The royalty being sold was created when Orion Resource Partners LP provided structured mine finance to Andrada.

Orion Resource Partners committed US$25 million (about N$470–475 million) to Andrada Mining through a structured financing package first announced in September 2022 and subsequently formalised in August 2023.

The funding comprised a tin gross revenue royalty, a convertible loan note, and an equity subscription, providing non-dilutive restart and growth capital for the Uis mine, with the royalty component forming part of the consideration now being sold to Evolve Royalties.

At the time, Uis had been closed for more than three decades and required capital for plant refurbishment, working capital and ramp-up.

Rather than taking equity control, Orion advanced funding in exchange for a sliding-scale gross-revenue royalty on tin production from Mining Licence ML-134.

The value of the original funding provided by Orion was not publicly disclosed. That structure gave Andrada access to non-dilutive development capital while granting Orion direct exposure to tin revenues, with higher royalty rates at lower production levels and step-down mechanisms as expansion milestones are reached.

Now, Orion has agreed to transfer that royalty to Evolve Royalties Ltd. for total consideration of US$32.5 million (about N$615 million), comprising US$22.5 million (about N$426 million) in cash and US$10.0 million (about N$189 million) in Evolve shares, subject to customary adjustments.

The transaction is expected to close in the first half of 2026, pending approval from the Canadian Securities Exchange and regulatory clearances in Namibia.

It carries an economically effective date of 1 January 2026, meaning Evolve will be entitled to a full year of royalty payments for 2026.

The royalty applies to all tin products produced from ML-134, a 19,700-hectare licence area that hosts extensive pegmatite mineralisation, including tin, tantalum, lithium and rubidium.

The royalty rate is degressive and linked to annualised contained tin production and future expansion stages at Uis.

At current production levels of roughly 1,000 to 1,100 tonnes of contained tin per year, the royalty sits at the upper end of its applicable range.

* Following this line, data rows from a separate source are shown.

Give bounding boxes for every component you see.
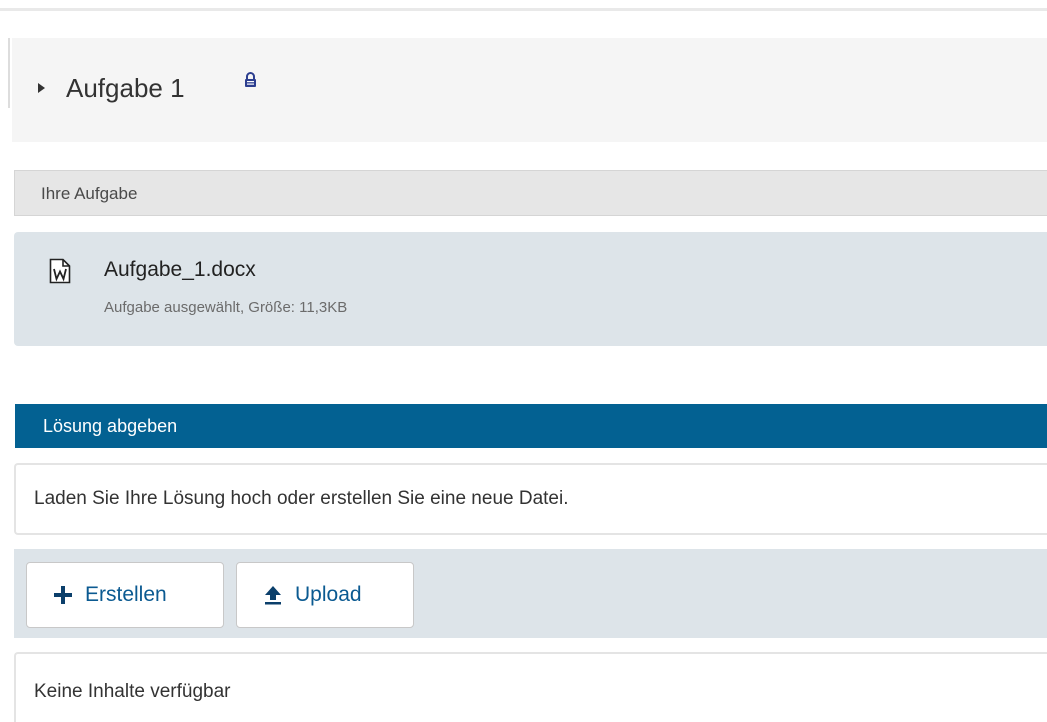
task-title[interactable]: Aufgabe 1: [66, 73, 185, 103]
header-edge: [8, 38, 10, 108]
plus-icon: [54, 586, 72, 604]
submit-instruction-box: Laden Sie Ihre Lösung hoch oder erstelle…: [14, 463, 1047, 535]
file-meta: Aufgabe ausgewählt, Größe: 11,3KB: [104, 299, 348, 316]
submit-instruction: Laden Sie Ihre Lösung hoch oder erstelle…: [34, 488, 569, 509]
your-task-heading: Ihre Aufgabe: [41, 184, 138, 203]
empty-message: Keine Inhalte verfügbar: [34, 681, 231, 702]
upload-icon: [265, 586, 281, 605]
task-header[interactable]: Aufgabe 1: [8, 38, 1047, 142]
create-button[interactable]: Erstellen: [26, 562, 224, 628]
submit-heading: Lösung abgeben: [43, 416, 178, 436]
task-file[interactable]: Aufgabe_1.docx Aufgabe ausgewählt, Größe…: [14, 232, 1047, 346]
submit-toolbar: Erstellen Upload: [14, 549, 1047, 638]
caret-right-icon[interactable]: [38, 83, 45, 93]
upload-button[interactable]: Upload: [236, 562, 414, 628]
top-divider: [0, 8, 1047, 11]
submission-list: Keine Inhalte verfügbar: [14, 652, 1047, 722]
your-task-section-header: Ihre Aufgabe: [14, 170, 1047, 216]
create-button-label: Erstellen: [85, 583, 167, 606]
word-document-icon: [49, 258, 71, 284]
lock-icon: [245, 72, 256, 87]
submit-section-header: Lösung abgeben: [15, 404, 1047, 448]
file-name-link[interactable]: Aufgabe_1.docx: [104, 257, 256, 283]
upload-button-label: Upload: [295, 583, 362, 606]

Using London Metal Exchange cash settlement prices of approximately US$45,000 per tonne (about N$850,000 per tonne), the royalty is expected to generate between US$4.0 million and US$4.5 million (about N$76 million to N$85 million) in revenue in 2026.

The LME cash settlement price for tin closed at US$47,500 per tonne (about N$900,000 per tonne) on 23 February 2026, highlighting the strong pricing environment supporting the asset.

Discovered in 1911 and developed into one of the world’s largest hard-rock open-pit tin mines in the mid-20th century, Uis mine was forced to close in 1990 following a collapse in global tin prices.

Andrada recommissioned and modernised the mine in 2022, positioning it as a key supplier in tightening global tin markets.

Operational performance since the restart has been steady.

In the quarter ended November 2025, Uis produced 255 tonnes of contained tin. For the first half of the 2026 financial year, production reached 511 tonnes at an all-in sustaining cost of US$24,808 per tonne (about N$468,000 per tonne), demonstrating improving stability as the operation advances toward expansion phases.

The sliding-scale royalty structure reflects those expansion ambitions. Until the first expansion milestone of 1,600 tonnes per annum is achieved, the royalty rate ranges between 9.63% and 5.13%, declining as production increases.

Subsequent milestones tied to 2,000 tonnes per annum and ultimately 9,800 tonnes per annum progressively reduce the rate to 0.86% after the final expansion stage. Additional reductions apply once payments have been made against 95,500 tonnes of contained tin.

The transaction changes only the identity of the royalty holder. The royalty terms remain intact, and the mine continues operating under the same licence and production framework.